How is LinkedIn helpful for personal branding?

The key on LinkedIn is to share content. The average buyer makes a purchase after seeing five to eight pieces of content from the brand or the salesperson that gives them helpful, useful information that addresses a problem the buyer has. If you’re not putting out content, you won’t be seen as an expert and your product won’t be looked at as a solution, even if it is one.

What is social selling and how does it work?

Social selling is all about getting the right information in front of the right people at the right time. The key to doing this is to constantly, consistently share that helpful information. I think where people drop the ball with social selling is that they don’t take into account the modern buyer’s journey. That journey has many levels, I think, even beyond the three that are often talked about: Awareness, consideration and purchase.

We need to feed our network the right information at the right time to build awareness, to help them make decisions in the consideration phase, then answer the questions they need answered to make a purchase. There can be too much focus on brand awareness, especially from the marketing team, and it has to go deeper than just awareness to address that customer journey.

How important is a positive online customer experience to personal branding?

On LinkedIn you have skills and endorsements, which are not that difficult to get. Recommendations take more work but are very important to the credibility of your brand. To some extent, it’s a numbers game until you reach critical mass. Another benefit to having recommendations, though, is that they will often contain keywords that will make your profile more visible to prospects.

The most important thing about getting endorsements and recommendations is that they can be used to establish a relationship and further your network. When LinkedIn is your marketing tool or apparatus for your personal brand, it’s there that customer experience will come into play. It’s key that what customers and prospects see there is positive.

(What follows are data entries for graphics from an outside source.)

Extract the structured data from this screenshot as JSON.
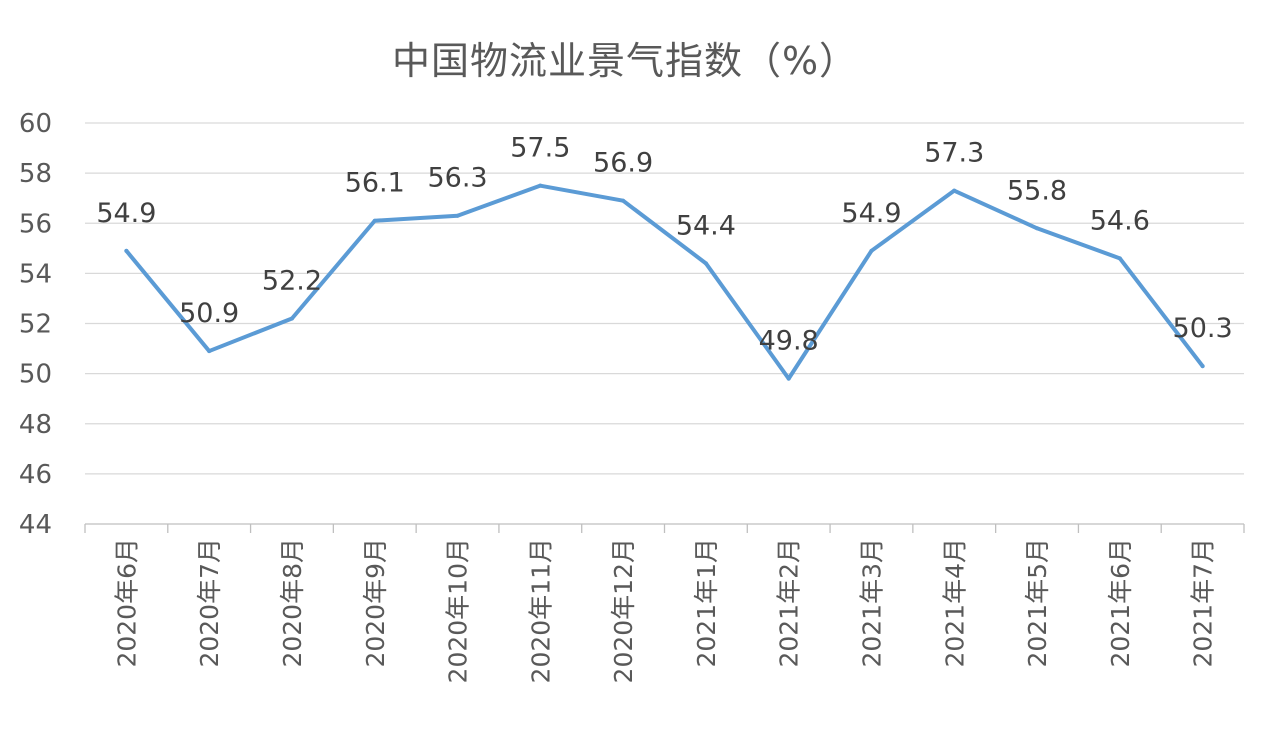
{
  "chart_data": {
    "type": "line",
    "title": "中国物流业景气指数（%）",
    "xlabel": "",
    "ylabel": "",
    "categories": [
      "2020年6月",
      "2020年7月",
      "2020年8月",
      "2020年9月",
      "2020年10月",
      "2020年11月",
      "2020年12月",
      "2021年1月",
      "2021年2月",
      "2021年3月",
      "2021年4月",
      "2021年5月",
      "2021年6月",
      "2021年7月"
    ],
    "series": [
      {
        "values": [
          54.9,
          50.9,
          52.2,
          56.1,
          56.3,
          57.5,
          56.9,
          54.4,
          49.8,
          54.9,
          57.3,
          55.8,
          54.6,
          50.3
        ],
        "color": "#5b9bd5"
      }
    ],
    "data_labels": [
      "54.9",
      "50.9",
      "52.2",
      "56.1",
      "56.3",
      "57.5",
      "56.9",
      "54.4",
      "49.8",
      "54.9",
      "57.3",
      "55.8",
      "54.6",
      "50.3"
    ],
    "ylim": [
      44,
      60
    ],
    "yticks": [
      "44",
      "46",
      "48",
      "50",
      "52",
      "54",
      "56",
      "58",
      "60"
    ],
    "grid": true,
    "legend": "none"
  }
}
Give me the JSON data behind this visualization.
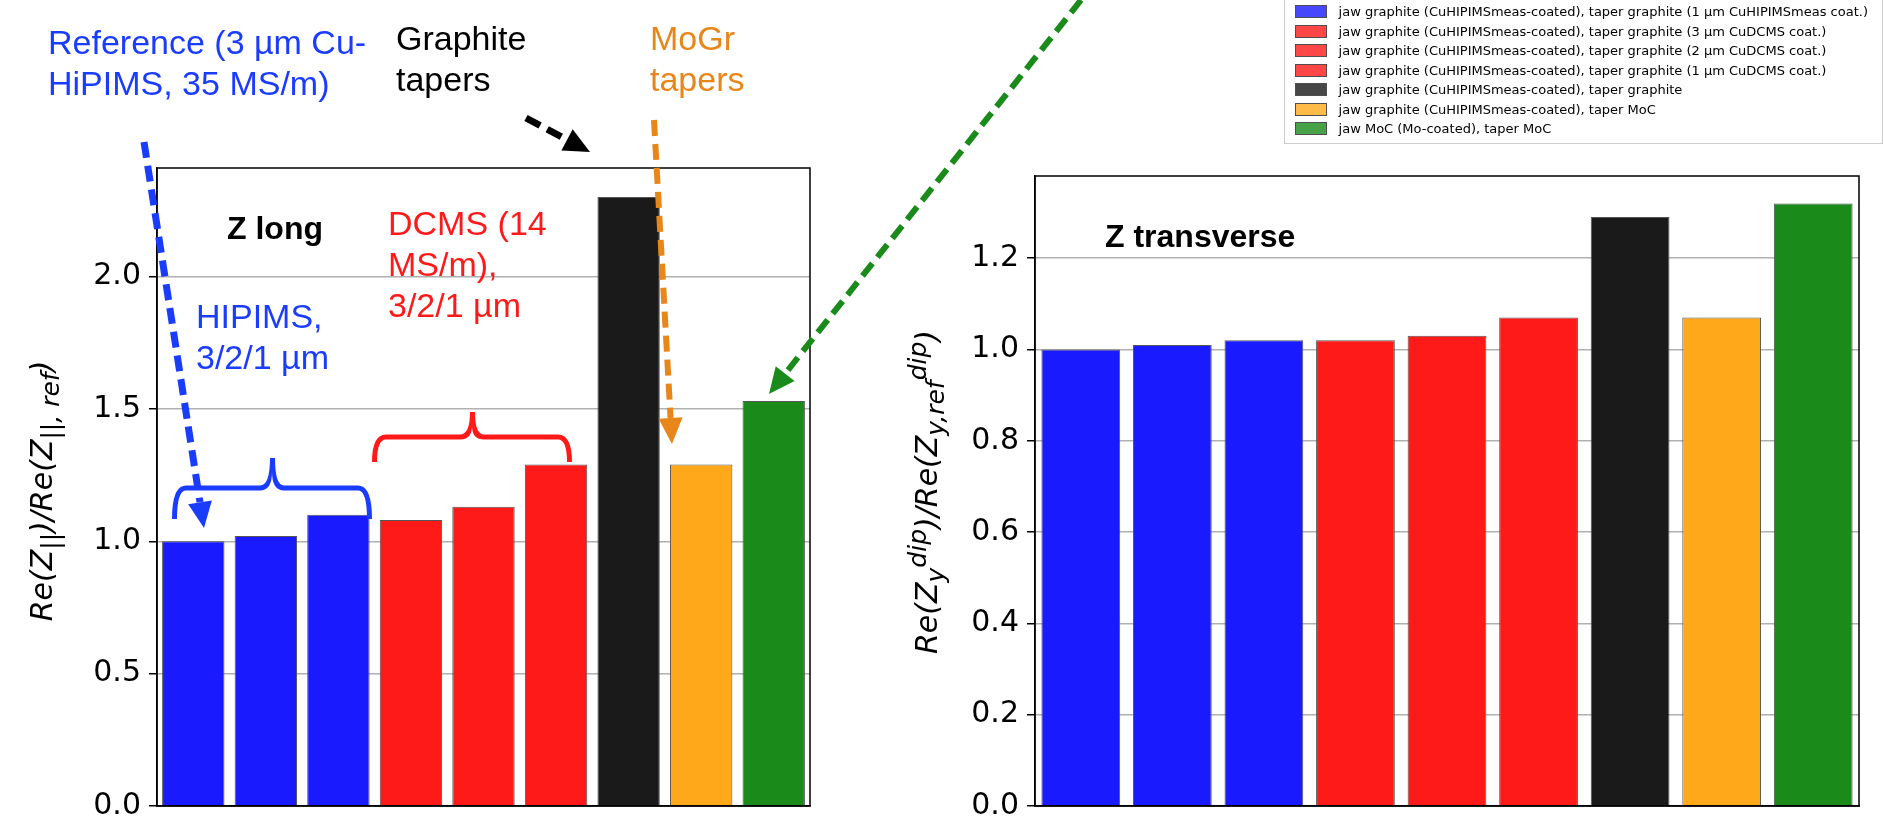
{
  "chart_data": [
    {
      "type": "bar",
      "title": "Z long",
      "ylabel": "Re(Z$_{||}$)/Re(Z$_{||, ref}$)",
      "categories": [
        null,
        null,
        null,
        null,
        null,
        null,
        null,
        null,
        null
      ],
      "values": [
        1.0,
        1.02,
        1.1,
        1.08,
        1.13,
        1.29,
        2.3,
        1.29,
        1.53
      ],
      "colors": [
        "#1a1aff",
        "#1a1aff",
        "#1a1aff",
        "#ff1a1a",
        "#ff1a1a",
        "#ff1a1a",
        "#1a1a1a",
        "#ffa91a",
        "#1a8a1a"
      ],
      "ylim": [
        0,
        2.41
      ],
      "yticks": [
        {
          "value": 0,
          "label": "0.0"
        },
        {
          "value": 0.5,
          "label": "0.5"
        },
        {
          "value": 1,
          "label": "1.0"
        },
        {
          "value": 1.5,
          "label": "1.5"
        },
        {
          "value": 2,
          "label": "2.0"
        }
      ],
      "grid": "y",
      "annotations": [
        "Reference (3 µm Cu-HiPIMS, 35 MS/m)",
        "Graphite tapers",
        "MoGr tapers",
        "HIPIMS, 3/2/1 µm",
        "DCMS (14 MS/m), 3/2/1 µm"
      ]
    },
    {
      "type": "bar",
      "title": "Z transverse",
      "ylabel": "Re(Z$_{y}$$^{dip}$)/Re(Z$_{y,ref}$$^{dip}$)",
      "categories": [
        null,
        null,
        null,
        null,
        null,
        null,
        null,
        null,
        null
      ],
      "series": [
        {
          "color": "#1a1aff",
          "values": [
            1.0,
            null,
            null,
            null,
            null,
            null,
            null,
            null,
            null
          ]
        },
        {
          "color": "#1a1aff",
          "values": [
            null,
            1.01,
            null,
            null,
            null,
            null,
            null,
            null,
            null
          ]
        },
        {
          "name": "jaw graphite (CuHIPIMSmeas-coated), taper graphite (1 μm CuHIPIMSmeas coat.)",
          "color": "#1a1aff",
          "values": [
            null,
            null,
            1.02,
            null,
            null,
            null,
            null,
            null,
            null
          ]
        },
        {
          "name": "jaw graphite (CuHIPIMSmeas-coated), taper graphite (3 μm CuDCMS coat.)",
          "color": "#ff1a1a",
          "values": [
            null,
            null,
            null,
            1.02,
            null,
            null,
            null,
            null,
            null
          ]
        },
        {
          "name": "jaw graphite (CuHIPIMSmeas-coated), taper graphite (2 μm CuDCMS coat.)",
          "color": "#ff1a1a",
          "values": [
            null,
            null,
            null,
            null,
            1.03,
            null,
            null,
            null,
            null
          ]
        },
        {
          "name": "jaw graphite (CuHIPIMSmeas-coated), taper graphite (1 μm CuDCMS coat.)",
          "color": "#ff1a1a",
          "values": [
            null,
            null,
            null,
            null,
            null,
            1.07,
            null,
            null,
            null
          ]
        },
        {
          "name": "jaw graphite (CuHIPIMSmeas-coated), taper graphite",
          "color": "#1a1a1a",
          "values": [
            null,
            null,
            null,
            null,
            null,
            null,
            1.29,
            null,
            null
          ]
        },
        {
          "name": "jaw graphite (CuHIPIMSmeas-coated), taper MoC",
          "color": "#ffa91a",
          "values": [
            null,
            null,
            null,
            null,
            null,
            null,
            null,
            1.07,
            null
          ]
        },
        {
          "name": "jaw MoC (Mo-coated), taper MoC",
          "color": "#1a8a1a",
          "values": [
            null,
            null,
            null,
            null,
            null,
            null,
            null,
            null,
            1.32
          ]
        }
      ],
      "ylim": [
        0,
        1.38
      ],
      "yticks": [
        {
          "value": 0,
          "label": "0.0"
        },
        {
          "value": 0.2,
          "label": "0.2"
        },
        {
          "value": 0.4,
          "label": "0.4"
        },
        {
          "value": 0.6,
          "label": "0.6"
        },
        {
          "value": 0.8,
          "label": "0.8"
        },
        {
          "value": 1,
          "label": "1.0"
        },
        {
          "value": 1.2,
          "label": "1.2"
        }
      ],
      "grid": "y",
      "legend": "top right"
    }
  ]
}
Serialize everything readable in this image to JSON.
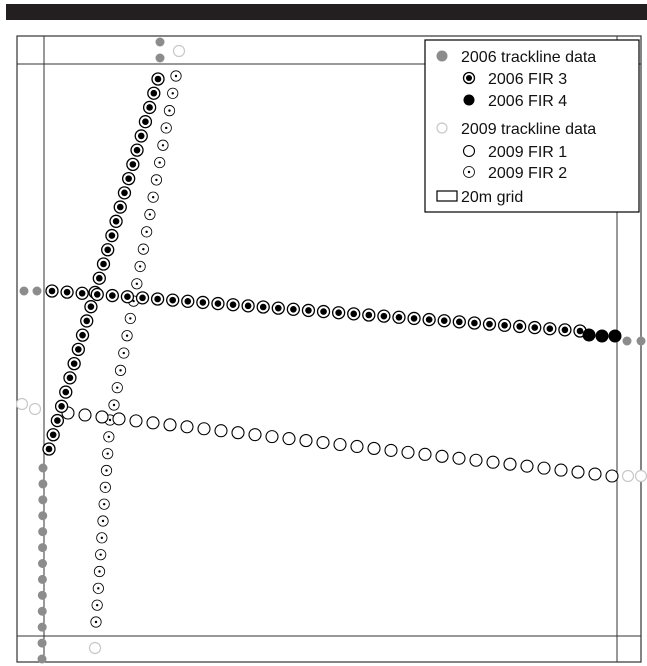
{
  "chart_data": {
    "type": "scatter",
    "title": "",
    "xlabel": "",
    "ylabel": "",
    "grid": true,
    "legend_position": "top-right",
    "colors": {
      "gray": "#8c8c8c",
      "light_gray": "#c8c8c8",
      "black": "#000000",
      "frame": "#333333"
    },
    "legend": [
      {
        "label": "2006 trackline data",
        "style": "gray-dot"
      },
      {
        "label": "2006 FIR 3",
        "style": "ringed-dot"
      },
      {
        "label": "2006 FIR 4",
        "style": "black-dot"
      },
      {
        "label": "2009 trackline data",
        "style": "light-ring"
      },
      {
        "label": "2009 FIR 1",
        "style": "ring"
      },
      {
        "label": "2009 FIR 2",
        "style": "dotted-ring"
      },
      {
        "label": "20m grid",
        "style": "grid-box"
      }
    ]
  }
}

How much of a factor is a negative online reputation to a brand that is struggling with sales?

Just as an example, I look at Uber and the trouble it is having right now with its reputation. The company has been a leader. It was there before Lyft, and it was the first to provide a very needed service; but a few negative things have really brought it to the point that I don’t know if it will be able to recover.

In this sense, creating your own brand is powerful because the social statuses that you share and the profiles that you have can push down negative reviews with positive content. It takes time, but it can be done. I’ve worked with clients in that situation where a negative rating was all you could see when you searched them online, and we were able to build out their profiles and add content so that the negative content eventually dropped down far enough in the searches that most people wouldn’t be able to find it anymore.

Pushing down negative content shouldn’t necessarily be the main goal of creating your own content; you should be doing that to define and market your brand. But it can be a useful byproduct of creating your brand if there is negative information out there about you or your products.

The bottom line in reputation is really to do unto others only what you would want them to do to you. Treat others the way you want to be treated. In many cases, a slug is always going to be a slug. It will leave a slime trail behind it, and it will be very apparent to everyone.

You may get a troll here and there who leaves a negative review because they are a troll, and that is also very apparent. Negative reviews that are coming from a genuine place of disappointment or from something going wrong can often be made right with a sincere response that shows you want to fix the problem. Being genuine can protect your reputation, if you also follow sound principles in reputation management.

This interview has been edited and condensed.